Als getuigen worden gehoord, zal raadsheer-commissaris mr. J.C.J. Luijten de getuigen verhoren in het Paleis van Justitie aan de Walburgstraat 2-4 in Arnhem. Partijen moeten daar zelf bij aanwezig zijn;
4.3.
De Bergjes moet op dinsdag 8 april 2025 laten weten hoeveel getuigen zij wil laten horen met opgave van de verhinderdagen van die getuigen, van partijen en van hun advocaten. Daarna stelt het hof de dag en het tijdstip van het verhoor vast. Dat gebeurt ook als de opgave onvolledig is;
4.4.
De Bergjes moet de namen en woonplaatsen van de getuigen ten minste een week voor het getuigenverhoor aan de wederpartij en de griffier van het hof opgeven;
4.5.
Een partij die tijdens het getuigenverhoor nieuwe stukken wil indienen, moet het hof en de wederpartij daarvan uiterlijk twee weken voor de dag van de zitting een kopie sturen.
4.6.
Iedere verdere beslissing wordt aangehouden.
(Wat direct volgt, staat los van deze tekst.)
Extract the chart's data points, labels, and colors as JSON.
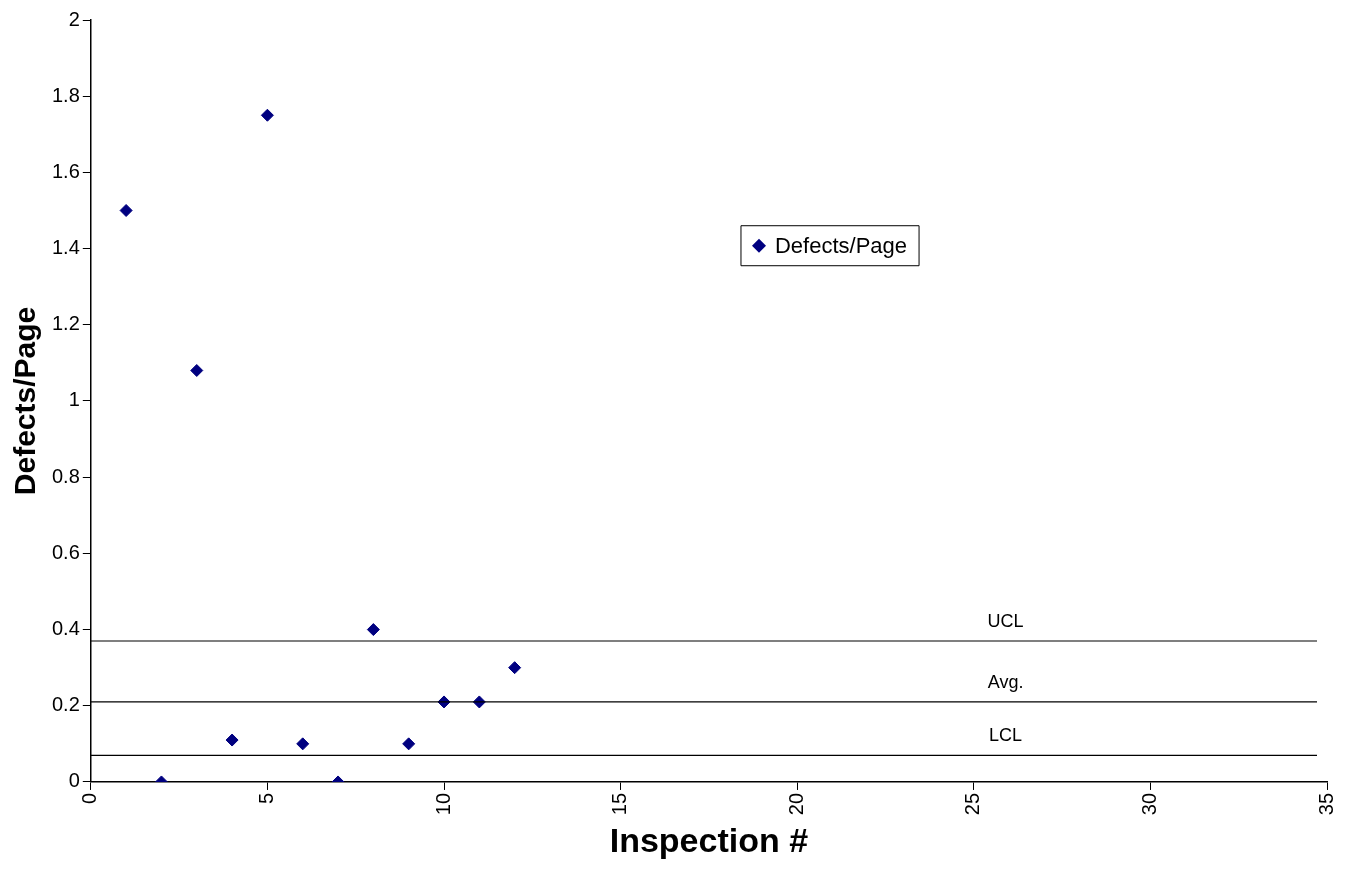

Dit arrest is gewezen door mrs. J.C.J. Luijten, A.A. van Rossum en G.R. den Dekker en is door de rolraadsheer in tegenwoordigheid van de griffier in het openbaar uitgesproken op
25 maart 2025.

Voetnoten

1.Het gaat om de uitzondering op het verbod van artikel 67 lid 2 sub c voor met creosoot behandeld (gerecycled) hout dat kort gezegd vóór 31 december 2002 is verkocht of in het verkeer gebracht, vgl. artikel 67 lid 1 juncto bijlage XVII, randnummer 31 rechterkolom 2 sub c REACH-Verordening.